# Running Problem



## AlanJohn (Mar 17, 2011)

I have two pocket watches that run fine when in my waistcoat pocket of left upright, but stop when layed down on their side. Excuse my ignorance but you learn by asking.


----------



## Shangas (Jan 27, 2008)

You haven't banged them around or dropped them, have you? Sounds like it might be a balance-staff problem. Or it could be that they're just gummy and need a clean.


----------



## ian1 (May 14, 2011)

Shangas said:


> You haven't banged them around or dropped them, have you? Sounds like it might be a balance-staff problem. Or it could be that they're just gummy and need a clean.


One of mine was the same, i had it cleaned and then it was fine


----------



## Shangas (Jan 27, 2008)

Stuff like this does happen. I had one watch that ran for only 15 hours or something and I didn't understand why. It'd been serviced and cleaned and all that but it refused to work properly. I took it to the watchmaker who cleaned it and now it's running fine.


----------



## ian1 (May 14, 2011)

I have one that only starts if you shake it at little, once it starts its ok


----------



## a6cjn (Oct 29, 2009)

It's old age Alan, temperamental, slow to start, sluggish at times - and it's the same with watches :yes:

It's a common problem with pocket watches as they tend to dry out. In a good service they will be given an oil bath and this will cure the problem, however, with little use, not kept running, stored in one position and combined with central heating and infrequent servicing, it will always be an issue.

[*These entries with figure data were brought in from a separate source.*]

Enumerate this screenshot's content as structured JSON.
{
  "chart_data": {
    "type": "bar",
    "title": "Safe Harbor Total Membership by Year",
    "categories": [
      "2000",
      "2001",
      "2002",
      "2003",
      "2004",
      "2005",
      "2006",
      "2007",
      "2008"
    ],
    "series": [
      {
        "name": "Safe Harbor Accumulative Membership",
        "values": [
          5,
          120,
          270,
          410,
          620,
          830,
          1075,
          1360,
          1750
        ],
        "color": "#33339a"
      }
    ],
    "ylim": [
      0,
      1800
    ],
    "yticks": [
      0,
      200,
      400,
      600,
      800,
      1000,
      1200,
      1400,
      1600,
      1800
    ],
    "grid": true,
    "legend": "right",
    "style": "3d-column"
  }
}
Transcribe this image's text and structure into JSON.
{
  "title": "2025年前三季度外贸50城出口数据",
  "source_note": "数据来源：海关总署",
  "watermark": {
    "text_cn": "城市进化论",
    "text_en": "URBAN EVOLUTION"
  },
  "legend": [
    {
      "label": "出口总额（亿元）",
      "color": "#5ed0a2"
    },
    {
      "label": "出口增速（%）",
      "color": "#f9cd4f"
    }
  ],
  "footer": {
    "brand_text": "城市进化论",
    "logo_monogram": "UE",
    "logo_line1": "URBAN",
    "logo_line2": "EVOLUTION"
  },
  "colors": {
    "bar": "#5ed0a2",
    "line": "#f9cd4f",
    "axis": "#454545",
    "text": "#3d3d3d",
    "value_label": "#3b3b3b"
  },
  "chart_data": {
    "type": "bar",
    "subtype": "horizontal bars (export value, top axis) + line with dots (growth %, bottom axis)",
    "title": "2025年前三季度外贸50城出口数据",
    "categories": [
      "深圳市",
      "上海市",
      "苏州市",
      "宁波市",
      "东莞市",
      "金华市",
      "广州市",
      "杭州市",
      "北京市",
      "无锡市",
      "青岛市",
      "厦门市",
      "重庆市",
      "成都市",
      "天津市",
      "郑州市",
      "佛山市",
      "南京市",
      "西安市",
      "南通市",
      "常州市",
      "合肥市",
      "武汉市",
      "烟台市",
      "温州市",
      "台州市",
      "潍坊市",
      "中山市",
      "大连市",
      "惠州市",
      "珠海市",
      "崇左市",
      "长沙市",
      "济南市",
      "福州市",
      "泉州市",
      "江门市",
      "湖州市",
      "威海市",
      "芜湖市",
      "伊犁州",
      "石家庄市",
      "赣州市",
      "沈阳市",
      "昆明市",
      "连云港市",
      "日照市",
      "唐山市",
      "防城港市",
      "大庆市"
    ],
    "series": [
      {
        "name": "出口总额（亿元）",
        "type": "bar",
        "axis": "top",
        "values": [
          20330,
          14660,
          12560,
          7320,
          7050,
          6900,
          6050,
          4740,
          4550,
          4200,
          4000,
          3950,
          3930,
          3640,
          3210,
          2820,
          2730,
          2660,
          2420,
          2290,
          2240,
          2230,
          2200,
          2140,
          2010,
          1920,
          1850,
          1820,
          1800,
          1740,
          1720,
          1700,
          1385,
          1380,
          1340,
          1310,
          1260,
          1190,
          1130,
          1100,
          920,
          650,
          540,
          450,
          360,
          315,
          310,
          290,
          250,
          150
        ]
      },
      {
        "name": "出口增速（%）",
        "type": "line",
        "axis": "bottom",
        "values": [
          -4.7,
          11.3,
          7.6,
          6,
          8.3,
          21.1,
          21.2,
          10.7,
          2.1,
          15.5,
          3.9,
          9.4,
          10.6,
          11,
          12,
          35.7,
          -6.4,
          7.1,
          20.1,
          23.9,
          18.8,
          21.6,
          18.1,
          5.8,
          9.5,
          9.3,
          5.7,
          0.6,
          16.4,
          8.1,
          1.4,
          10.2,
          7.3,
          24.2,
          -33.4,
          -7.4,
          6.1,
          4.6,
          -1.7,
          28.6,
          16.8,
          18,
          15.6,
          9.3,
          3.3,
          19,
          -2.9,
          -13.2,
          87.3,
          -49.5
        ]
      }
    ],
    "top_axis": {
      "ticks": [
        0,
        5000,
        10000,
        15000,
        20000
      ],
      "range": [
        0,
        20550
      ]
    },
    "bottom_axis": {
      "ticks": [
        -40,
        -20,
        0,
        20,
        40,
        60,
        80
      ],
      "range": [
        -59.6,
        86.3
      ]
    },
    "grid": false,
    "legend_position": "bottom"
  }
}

A good tip when looking at a potential buy is to hold the watch against your ear and move your head from side to side so the watch moves from a vertical to a horizontal position.

You make look and feel a bit of a plonker doing it but you will hear changes in the tick in a dry watch and it may even stop altogether if there is an issue with balance staff. (Plus it will give the impression to the seller that you know something about pocket watches and they will be a bit more careful with their sales patter)

Chris


----------



## AlanJohn (Mar 17, 2011)

a6cjn said:


> It's old age Alan, temperamental, slow to start, sluggish at times - and it's the same with watches :yes:
> 
> It's a common problem with pocket watches as they tend to dry out. In a good service they will be given an oil bath and this will cure the problem, however, with little use, not kept running, stored in one position and combined with central heating and infrequent servicing, it will always be an issue.
> 
> ...


No I Haven't either one shangas. I think I will take the advice given and have them serviced.

I wear one of them every day, and it keeps good time. It is a Monija 15 jewel.

The other is a Belgium Repose 1897. So as you say, it may be just old like me :hypocrite:


----------